During research or in a rare engagement, you may need to develop or modify exploits to meet your needs. Python is a fantastic language to quickly prototype code for testing exploits or to help with the future modification of Metasploit modules. This chapter focuses on the methodology to write an exploit, not how to create specific exploits for these software products, so that more testing may be necessary to improve reliability. To begin, we need to understand how the Central Processing Unit (CPU) registers and how Windows memory is structured for executables when they run. Before that, on Windows XP Run Mode Virtual Machine (VM), you will need a few tools to test this out.
Note
Download and install the following components on Windows XP Run: Mode VM, Python 2.7, Notepad++, Immunity Debugger, MinGW (with all the basic packages), and Free MP3 CD Ripper version 1.0. Also use your current Kali build to help generate the relevant details we are going to highlight as we go through this chapter.

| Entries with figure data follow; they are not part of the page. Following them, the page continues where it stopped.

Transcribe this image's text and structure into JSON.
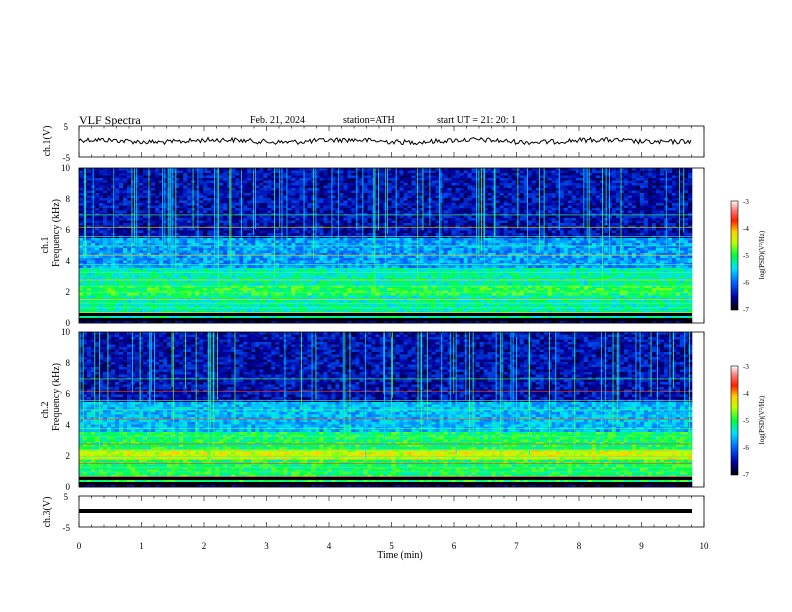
{
  "header": {
    "title": "VLF  Spectra",
    "date": "Feb. 21, 2024",
    "station": "station=ATH",
    "start_ut": "start  UT  =    21: 20: 1"
  },
  "chart_data": [
    {
      "type": "line",
      "ylabel": "ch.1(V)",
      "ylim": [
        -5,
        5
      ],
      "y_ticks": [
        "5",
        "-5"
      ],
      "description_color": "#000000"
    },
    {
      "type": "heatmap",
      "ylabel_top": "ch.1",
      "ylabel": "Frequency  (kHz)",
      "ylim": [
        0,
        10
      ],
      "y_ticks": [
        "10",
        "8",
        "6",
        "4",
        "2",
        "0"
      ],
      "colorbar": {
        "label": "log(PSD)(V²/Hz)",
        "range": [
          -7,
          -3
        ],
        "ticks": [
          "-3",
          "-4",
          "-5",
          "-6",
          "-7"
        ]
      }
    },
    {
      "type": "heatmap",
      "ylabel_top": "ch.2",
      "ylabel": "Frequency  (kHz)",
      "ylim": [
        0,
        10
      ],
      "y_ticks": [
        "10",
        "8",
        "6",
        "4",
        "2",
        "0"
      ],
      "colorbar": {
        "label": "log(PSD)(V²/Hz)",
        "range": [
          -7,
          -3
        ],
        "ticks": [
          "-3",
          "-4",
          "-5",
          "-6",
          "-7"
        ]
      }
    },
    {
      "type": "line",
      "ylabel": "ch.3(V)",
      "ylim": [
        -5,
        5
      ],
      "y_ticks": [
        "5",
        "-5"
      ]
    }
  ],
  "xaxis": {
    "label": "Time  (min)",
    "xlim": [
      0,
      10
    ],
    "ticks": [
      "0",
      "1",
      "2",
      "3",
      "4",
      "5",
      "6",
      "7",
      "8",
      "9",
      "10"
    ]
  }
}
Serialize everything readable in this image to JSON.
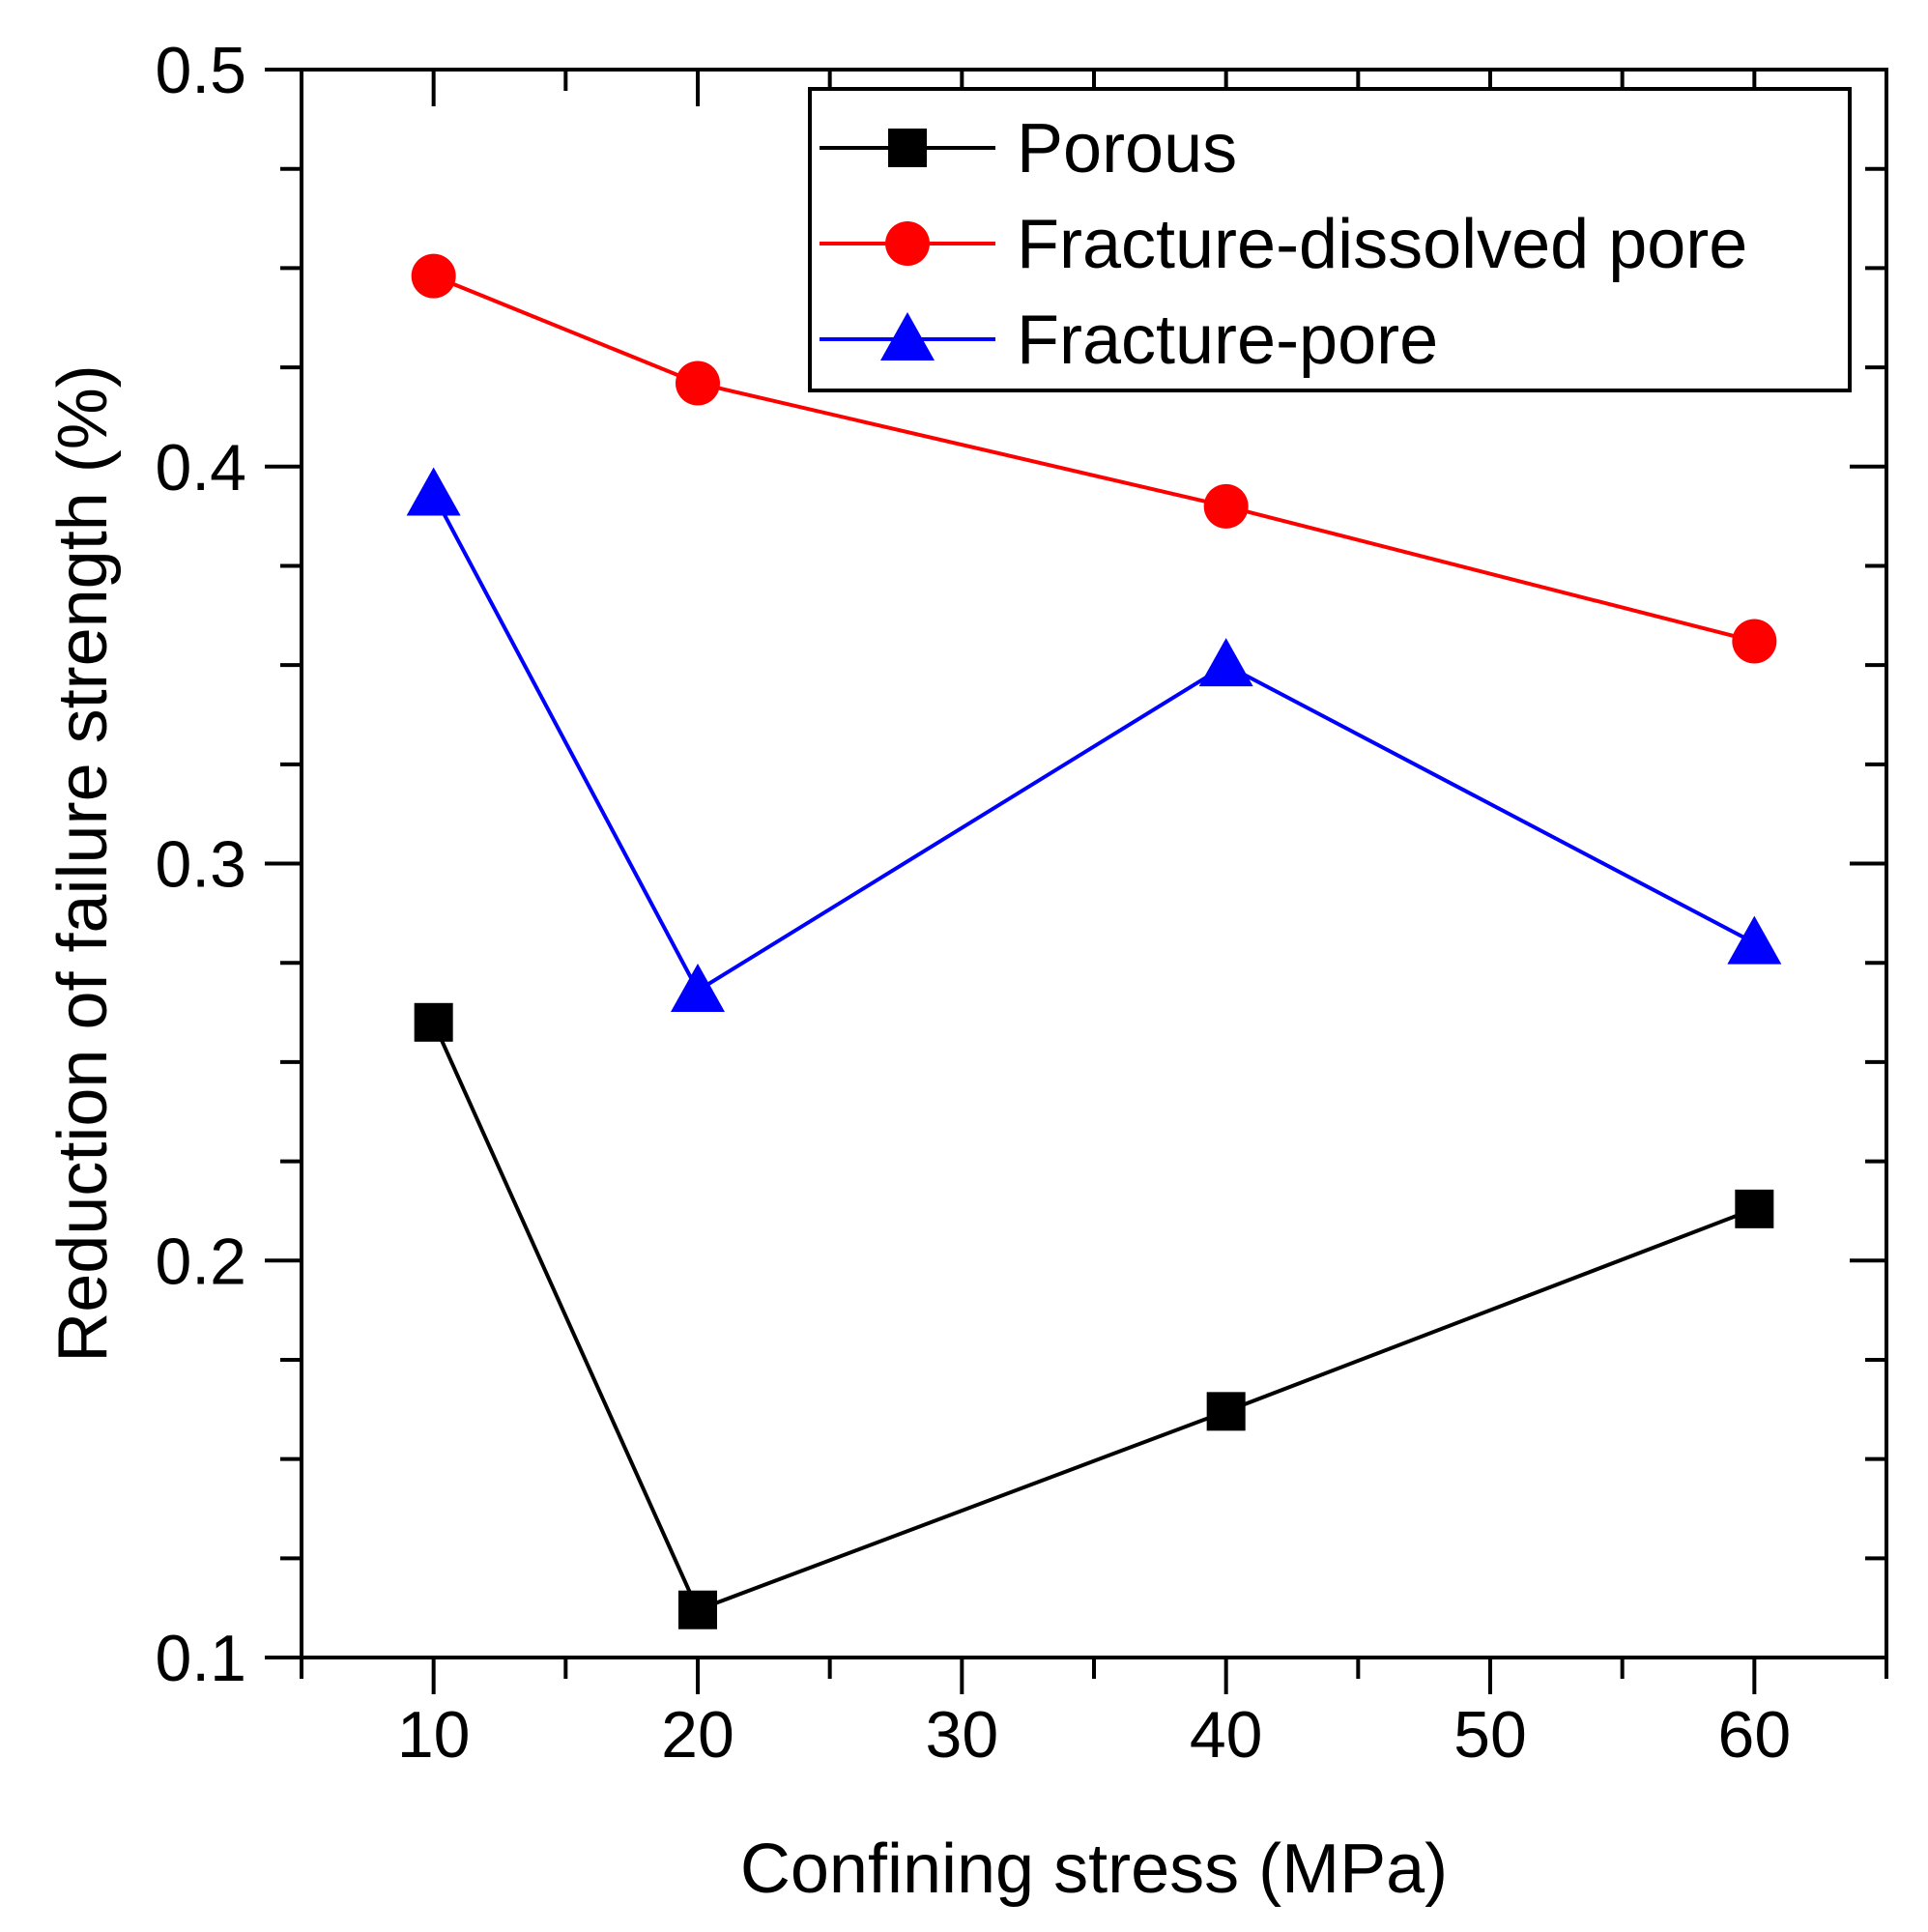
{
  "chart_data": {
    "type": "line",
    "title": "",
    "xlabel": "Confining stress (MPa)",
    "ylabel": "Reduction of failure strength (%)",
    "xlim": [
      5,
      65
    ],
    "ylim": [
      0.1,
      0.5
    ],
    "xticks": [
      10,
      20,
      30,
      40,
      50,
      60
    ],
    "xtick_labels": [
      "10",
      "20",
      "30",
      "40",
      "50",
      "60"
    ],
    "yticks": [
      0.1,
      0.2,
      0.3,
      0.4,
      0.5
    ],
    "ytick_labels": [
      "0.1",
      "0.2",
      "0.3",
      "0.4",
      "0.5"
    ],
    "legend_position": "top-right",
    "series": [
      {
        "name": "Porous",
        "color": "#000000",
        "marker": "square",
        "x": [
          10,
          20,
          40,
          60
        ],
        "values": [
          0.26,
          0.112,
          0.162,
          0.213
        ]
      },
      {
        "name": "Fracture-dissolved pore",
        "color": "#ff0000",
        "marker": "circle",
        "x": [
          10,
          20,
          40,
          60
        ],
        "values": [
          0.448,
          0.421,
          0.39,
          0.356
        ]
      },
      {
        "name": "Fracture-pore",
        "color": "#0000ff",
        "marker": "triangle",
        "x": [
          10,
          20,
          40,
          60
        ],
        "values": [
          0.393,
          0.268,
          0.35,
          0.28
        ]
      }
    ]
  }
}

This explanation is based on x86 systems and the relevant registers that process instruction sets for executables. We are not going to discuss in detail all registers for brevity, but we will describe the most important ones for the scope of this chapter. The registers that are specifically highlighted are 32-bits in size and are known as the extended registers.
They are extended because they have 16-bits added to the previous 16-bit registers. For example, the older 16-bit general purpose registers could be identified by simply removing the E from the front of the register name, so EBX also contains the 16-bit BX register. The BX register is actually the combination of two smaller 8-bit registers, the BH and the BL. The H and the L signify the High Byte and the Low Byte register. There are extensive books written on this subject alone and replicating that information would not be directly useful to our purpose. Overall, registers are broken down into two forms for ease of understanding, the general purpose registers and the special purpose registers.
The four general purpose registers are the EAX, EBX, ECX, and EDX. The reason they are called general purposes registers is because mathematical operations and storage occur here. Keep in mind that anything can be manipulated, even the basic concepts of what the registers would normally be doing. For this description, though, the overall purpose is accurate.
The accumulator register is used for basic mathematical operations and the return value of a function.
The base register is another general purpose register, but unlike the EAX it is not intended for a specific purpose. As such, this register can be used for nominal storage as needed.
These registers are the ones where the indexing and pointing is handled throughout the processing of the program. What this means to you is that this is where the magic happens for basic exploit writing - we are, in the end, trying to manipulate the overwrite of data here. This is done by orders of operations that happen in other registers.
The base pointer tells you where the bottom of the stack is at. When a function is first called, this points to the top of the stack, or it is set to the old stack pointer value. This is because the stack has shifted or grown.
The instruction pointer is considered the goal of basic exploit writing. You are trying to overwrite the value of this stored point on the stack, because if you control this value, you control the next instruction to be executed by the CPU. So, when you see the developers or exploit writers talk about overwriting the data on the EIP register, understand that this is not a good thing. It means that some design of the program itself has failed.